Each man had a private smile and was content with the quiet of the night. Caenith did not explain the girl’s predicament immediately, and Thackery was in no rush for him to do so. The forest was calm and accommodating of the travelers and their solitary moods. Most of the underbrush had surrendered to a spicy bed of pine needles that cushioned the feet, and the trees
grew far enough apart that there was no sense of entrapment. Indeed, they could have been wandering a vast temple of nature: each mighty pine an intricate pillar, each bird hoot the song of a worshiper. Stuck on temples, Thackery’s mind rambled further, into thoughts of worship, of old voices and ancient kings. He intuited a meeting point of all these ideas, histories, and fates that he had been exposed to as of late, and tried to bind them into a single significance.

What could it all mean? The entity that has taken the Sun King?

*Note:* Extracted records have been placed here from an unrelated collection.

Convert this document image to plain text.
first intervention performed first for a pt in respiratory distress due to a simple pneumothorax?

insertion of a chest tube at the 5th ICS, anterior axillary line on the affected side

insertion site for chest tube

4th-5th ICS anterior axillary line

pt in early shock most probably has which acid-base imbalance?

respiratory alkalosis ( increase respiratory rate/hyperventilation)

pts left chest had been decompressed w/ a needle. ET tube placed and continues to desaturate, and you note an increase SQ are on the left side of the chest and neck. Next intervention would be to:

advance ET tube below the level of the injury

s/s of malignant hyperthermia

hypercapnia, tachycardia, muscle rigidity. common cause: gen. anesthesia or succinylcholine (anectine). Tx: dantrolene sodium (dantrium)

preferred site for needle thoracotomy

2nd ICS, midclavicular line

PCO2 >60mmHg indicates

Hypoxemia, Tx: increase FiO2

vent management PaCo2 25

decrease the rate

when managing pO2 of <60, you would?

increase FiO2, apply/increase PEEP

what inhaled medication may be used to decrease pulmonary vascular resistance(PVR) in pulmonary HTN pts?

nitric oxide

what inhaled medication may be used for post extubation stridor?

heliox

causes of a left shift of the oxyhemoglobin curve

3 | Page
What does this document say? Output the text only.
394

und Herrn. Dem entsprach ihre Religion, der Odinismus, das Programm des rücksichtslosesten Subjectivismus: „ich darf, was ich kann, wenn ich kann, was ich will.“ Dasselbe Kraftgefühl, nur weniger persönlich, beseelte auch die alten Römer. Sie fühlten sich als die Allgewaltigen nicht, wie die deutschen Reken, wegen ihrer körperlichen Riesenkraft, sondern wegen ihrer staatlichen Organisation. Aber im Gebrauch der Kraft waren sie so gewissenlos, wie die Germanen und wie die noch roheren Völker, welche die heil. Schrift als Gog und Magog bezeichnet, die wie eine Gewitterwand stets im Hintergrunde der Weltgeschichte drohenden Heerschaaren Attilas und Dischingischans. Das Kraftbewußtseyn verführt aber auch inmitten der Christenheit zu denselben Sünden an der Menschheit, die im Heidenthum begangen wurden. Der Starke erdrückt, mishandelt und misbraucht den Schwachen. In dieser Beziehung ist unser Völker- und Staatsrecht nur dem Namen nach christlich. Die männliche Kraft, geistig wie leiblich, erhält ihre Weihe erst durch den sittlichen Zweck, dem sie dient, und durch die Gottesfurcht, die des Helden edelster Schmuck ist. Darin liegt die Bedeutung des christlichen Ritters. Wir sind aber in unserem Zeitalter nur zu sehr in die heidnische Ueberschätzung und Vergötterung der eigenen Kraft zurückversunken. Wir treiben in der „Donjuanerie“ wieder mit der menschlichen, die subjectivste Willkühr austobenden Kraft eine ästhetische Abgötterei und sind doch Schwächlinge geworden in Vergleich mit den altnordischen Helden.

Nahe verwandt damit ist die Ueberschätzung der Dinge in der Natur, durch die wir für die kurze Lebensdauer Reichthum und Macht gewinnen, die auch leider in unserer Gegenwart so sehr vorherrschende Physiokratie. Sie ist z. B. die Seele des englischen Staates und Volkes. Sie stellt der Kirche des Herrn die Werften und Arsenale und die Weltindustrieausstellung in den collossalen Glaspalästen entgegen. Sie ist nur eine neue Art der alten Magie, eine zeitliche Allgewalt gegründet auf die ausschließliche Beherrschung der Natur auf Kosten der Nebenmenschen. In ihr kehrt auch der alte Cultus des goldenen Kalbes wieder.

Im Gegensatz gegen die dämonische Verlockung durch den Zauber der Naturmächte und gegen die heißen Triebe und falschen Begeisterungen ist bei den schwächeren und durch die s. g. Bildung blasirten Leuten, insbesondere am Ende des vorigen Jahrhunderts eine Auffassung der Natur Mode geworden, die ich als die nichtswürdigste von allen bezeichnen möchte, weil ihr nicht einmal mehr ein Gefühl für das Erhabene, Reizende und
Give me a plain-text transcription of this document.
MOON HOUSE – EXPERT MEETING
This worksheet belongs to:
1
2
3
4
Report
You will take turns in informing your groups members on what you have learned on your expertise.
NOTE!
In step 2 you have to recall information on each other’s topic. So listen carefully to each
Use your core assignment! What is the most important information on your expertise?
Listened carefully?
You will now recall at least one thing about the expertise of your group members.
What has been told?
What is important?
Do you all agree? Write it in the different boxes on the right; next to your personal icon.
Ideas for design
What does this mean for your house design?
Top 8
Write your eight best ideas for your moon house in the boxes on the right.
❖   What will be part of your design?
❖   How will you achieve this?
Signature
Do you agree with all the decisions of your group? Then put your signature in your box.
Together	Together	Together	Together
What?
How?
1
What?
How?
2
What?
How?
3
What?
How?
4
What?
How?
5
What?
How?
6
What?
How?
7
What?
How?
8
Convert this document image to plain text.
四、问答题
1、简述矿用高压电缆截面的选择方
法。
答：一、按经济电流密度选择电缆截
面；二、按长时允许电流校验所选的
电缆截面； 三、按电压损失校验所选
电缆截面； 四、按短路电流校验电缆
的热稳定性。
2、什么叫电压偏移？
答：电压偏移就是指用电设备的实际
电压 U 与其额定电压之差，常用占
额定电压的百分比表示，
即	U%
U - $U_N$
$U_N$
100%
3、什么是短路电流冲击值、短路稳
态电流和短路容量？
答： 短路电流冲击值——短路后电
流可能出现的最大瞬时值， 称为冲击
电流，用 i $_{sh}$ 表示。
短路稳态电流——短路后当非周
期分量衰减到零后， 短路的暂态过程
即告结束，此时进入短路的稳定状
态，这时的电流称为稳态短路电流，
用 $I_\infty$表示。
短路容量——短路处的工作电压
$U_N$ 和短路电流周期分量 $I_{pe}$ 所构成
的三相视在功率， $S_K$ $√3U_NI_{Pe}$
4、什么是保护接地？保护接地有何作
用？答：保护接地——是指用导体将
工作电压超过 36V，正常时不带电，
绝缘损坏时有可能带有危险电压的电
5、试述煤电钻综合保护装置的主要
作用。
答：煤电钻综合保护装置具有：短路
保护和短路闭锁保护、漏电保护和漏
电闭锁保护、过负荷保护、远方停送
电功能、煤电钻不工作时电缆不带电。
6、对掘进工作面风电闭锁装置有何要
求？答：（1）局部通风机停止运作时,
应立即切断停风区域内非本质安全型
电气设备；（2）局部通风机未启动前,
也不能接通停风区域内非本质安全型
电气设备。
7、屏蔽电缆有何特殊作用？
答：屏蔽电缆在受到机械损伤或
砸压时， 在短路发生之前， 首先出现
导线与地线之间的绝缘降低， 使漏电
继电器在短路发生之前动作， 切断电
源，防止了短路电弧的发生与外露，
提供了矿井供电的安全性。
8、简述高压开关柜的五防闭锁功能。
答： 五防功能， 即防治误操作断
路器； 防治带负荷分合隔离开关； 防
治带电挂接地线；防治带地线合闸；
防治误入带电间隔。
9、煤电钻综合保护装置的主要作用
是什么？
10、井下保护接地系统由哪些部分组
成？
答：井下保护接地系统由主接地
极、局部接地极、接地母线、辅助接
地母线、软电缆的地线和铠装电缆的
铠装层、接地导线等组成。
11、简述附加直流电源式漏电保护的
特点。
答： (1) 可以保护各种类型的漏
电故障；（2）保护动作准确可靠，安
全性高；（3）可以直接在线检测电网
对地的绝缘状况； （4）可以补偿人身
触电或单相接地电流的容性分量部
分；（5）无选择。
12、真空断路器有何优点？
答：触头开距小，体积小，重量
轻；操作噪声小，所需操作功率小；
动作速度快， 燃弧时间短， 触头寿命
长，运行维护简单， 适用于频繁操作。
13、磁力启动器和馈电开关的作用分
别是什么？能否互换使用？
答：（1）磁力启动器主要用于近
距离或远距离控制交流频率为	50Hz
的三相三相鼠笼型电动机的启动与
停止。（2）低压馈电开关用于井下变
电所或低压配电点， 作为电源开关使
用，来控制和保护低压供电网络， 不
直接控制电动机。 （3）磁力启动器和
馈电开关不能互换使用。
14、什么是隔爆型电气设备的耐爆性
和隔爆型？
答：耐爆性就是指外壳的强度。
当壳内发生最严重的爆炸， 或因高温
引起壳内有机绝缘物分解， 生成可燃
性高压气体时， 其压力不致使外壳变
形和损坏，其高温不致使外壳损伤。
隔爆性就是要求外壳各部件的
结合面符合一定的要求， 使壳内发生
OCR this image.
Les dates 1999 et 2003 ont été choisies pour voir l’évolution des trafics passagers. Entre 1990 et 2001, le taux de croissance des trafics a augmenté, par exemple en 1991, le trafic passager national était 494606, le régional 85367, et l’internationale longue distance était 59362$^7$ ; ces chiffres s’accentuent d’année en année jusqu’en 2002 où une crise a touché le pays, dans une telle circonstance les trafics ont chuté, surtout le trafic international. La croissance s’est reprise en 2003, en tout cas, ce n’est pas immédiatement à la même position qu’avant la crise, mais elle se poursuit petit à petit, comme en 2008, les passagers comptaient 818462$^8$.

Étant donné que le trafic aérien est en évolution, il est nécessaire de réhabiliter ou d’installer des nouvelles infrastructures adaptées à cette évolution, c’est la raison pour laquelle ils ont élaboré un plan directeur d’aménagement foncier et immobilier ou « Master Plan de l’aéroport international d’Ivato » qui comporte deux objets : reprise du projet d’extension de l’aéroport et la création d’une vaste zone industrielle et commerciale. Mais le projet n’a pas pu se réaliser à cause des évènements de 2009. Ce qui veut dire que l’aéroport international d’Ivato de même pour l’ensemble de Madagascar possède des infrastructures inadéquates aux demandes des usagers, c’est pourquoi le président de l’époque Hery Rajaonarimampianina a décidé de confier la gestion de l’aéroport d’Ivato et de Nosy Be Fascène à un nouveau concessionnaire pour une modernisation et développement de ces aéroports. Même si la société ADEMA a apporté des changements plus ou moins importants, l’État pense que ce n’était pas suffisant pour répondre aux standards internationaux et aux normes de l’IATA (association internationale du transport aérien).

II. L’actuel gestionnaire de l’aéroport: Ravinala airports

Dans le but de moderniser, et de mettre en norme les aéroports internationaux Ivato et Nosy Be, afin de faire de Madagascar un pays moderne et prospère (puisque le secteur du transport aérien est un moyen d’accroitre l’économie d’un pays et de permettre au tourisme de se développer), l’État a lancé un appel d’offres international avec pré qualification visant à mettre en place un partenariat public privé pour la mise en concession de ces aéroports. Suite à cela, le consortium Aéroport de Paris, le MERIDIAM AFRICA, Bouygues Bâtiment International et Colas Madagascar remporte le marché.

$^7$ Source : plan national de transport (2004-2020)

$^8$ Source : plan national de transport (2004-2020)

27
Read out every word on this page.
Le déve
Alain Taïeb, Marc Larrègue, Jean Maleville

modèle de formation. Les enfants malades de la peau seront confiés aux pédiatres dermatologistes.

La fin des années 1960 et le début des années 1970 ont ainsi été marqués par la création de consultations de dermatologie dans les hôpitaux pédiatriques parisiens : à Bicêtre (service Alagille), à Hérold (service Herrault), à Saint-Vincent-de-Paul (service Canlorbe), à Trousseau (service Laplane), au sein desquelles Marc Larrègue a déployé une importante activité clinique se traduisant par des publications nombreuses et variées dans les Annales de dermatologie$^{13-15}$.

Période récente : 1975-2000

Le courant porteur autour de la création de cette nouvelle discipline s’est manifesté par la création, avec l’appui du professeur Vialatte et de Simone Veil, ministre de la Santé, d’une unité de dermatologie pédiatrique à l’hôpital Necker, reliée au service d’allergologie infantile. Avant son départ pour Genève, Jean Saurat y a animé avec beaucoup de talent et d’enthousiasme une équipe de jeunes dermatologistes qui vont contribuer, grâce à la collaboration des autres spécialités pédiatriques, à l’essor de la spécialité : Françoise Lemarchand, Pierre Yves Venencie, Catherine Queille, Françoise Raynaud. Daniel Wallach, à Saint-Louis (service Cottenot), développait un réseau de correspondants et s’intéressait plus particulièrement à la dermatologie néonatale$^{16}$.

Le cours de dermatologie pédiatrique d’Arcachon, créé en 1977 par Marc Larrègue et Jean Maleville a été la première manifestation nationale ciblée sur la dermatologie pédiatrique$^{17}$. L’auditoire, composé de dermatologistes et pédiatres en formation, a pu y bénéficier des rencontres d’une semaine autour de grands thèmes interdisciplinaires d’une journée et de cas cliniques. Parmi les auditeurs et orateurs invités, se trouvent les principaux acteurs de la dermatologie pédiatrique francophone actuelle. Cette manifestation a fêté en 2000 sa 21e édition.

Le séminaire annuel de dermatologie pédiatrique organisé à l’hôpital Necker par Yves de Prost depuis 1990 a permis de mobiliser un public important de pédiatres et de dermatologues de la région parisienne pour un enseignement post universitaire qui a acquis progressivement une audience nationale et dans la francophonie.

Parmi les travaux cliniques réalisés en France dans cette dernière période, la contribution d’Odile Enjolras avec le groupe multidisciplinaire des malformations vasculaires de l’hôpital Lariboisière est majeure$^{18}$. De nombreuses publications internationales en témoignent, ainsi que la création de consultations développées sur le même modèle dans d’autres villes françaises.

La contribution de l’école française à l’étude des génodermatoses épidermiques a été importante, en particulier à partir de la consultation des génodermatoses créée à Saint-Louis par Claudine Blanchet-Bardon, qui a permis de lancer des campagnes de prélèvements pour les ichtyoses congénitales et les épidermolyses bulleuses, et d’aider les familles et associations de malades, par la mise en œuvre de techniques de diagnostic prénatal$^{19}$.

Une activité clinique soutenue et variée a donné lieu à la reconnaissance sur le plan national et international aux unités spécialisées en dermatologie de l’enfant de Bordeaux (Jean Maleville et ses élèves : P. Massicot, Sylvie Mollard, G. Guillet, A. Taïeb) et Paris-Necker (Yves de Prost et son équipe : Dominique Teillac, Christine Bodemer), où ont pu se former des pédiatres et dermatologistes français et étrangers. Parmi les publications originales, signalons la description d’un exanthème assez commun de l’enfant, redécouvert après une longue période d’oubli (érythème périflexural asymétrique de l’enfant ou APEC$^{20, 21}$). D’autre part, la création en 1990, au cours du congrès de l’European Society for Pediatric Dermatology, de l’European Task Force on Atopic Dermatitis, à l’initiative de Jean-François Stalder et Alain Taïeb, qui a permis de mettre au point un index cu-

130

The ancient voice that demands to be honored through rule? What is this thing that is older than our oldest? Are there more like it? If so, then cosmologists, historians, and philosophers are blind to the greatest of truths, or they have chosen to forget so that they might rule as others should. If we are not the first children of Geadhain, what came before us? And more importantly, what will come after? After these entities have come or have gone again? Morigan’s gifts…Morigan’s fate…she is the center of this storm. What voice does she hear? What is her tie to this ancient past? For there must be one
.

“Hmm?” said Thackery. Caenith had addressed him.

“Macha,” repeated Caenith. “She is a skin-walker.”

“I see.”

From behind, Thackery watched Caenith’s mighty shoulders slump with sympathy. “Only she has no skin to walk in. Hunters caught the girl and her kin out of their skins, lying with the sea lions south on the Feordhan. If I had to guess, I would say that they were taken for savages and were treated with the same kindness slow-walkers show to those who would live with nature instead of against her. Her father was killed, her mother raped and slain shortly after. All their skins—including hers—were taken. Once the beach was red, I doubt that the hunters knew what they had found. A few hides tossed in with the rest. I imagine they have since been sold and snipped up into the latest fashions for wealthy masters.”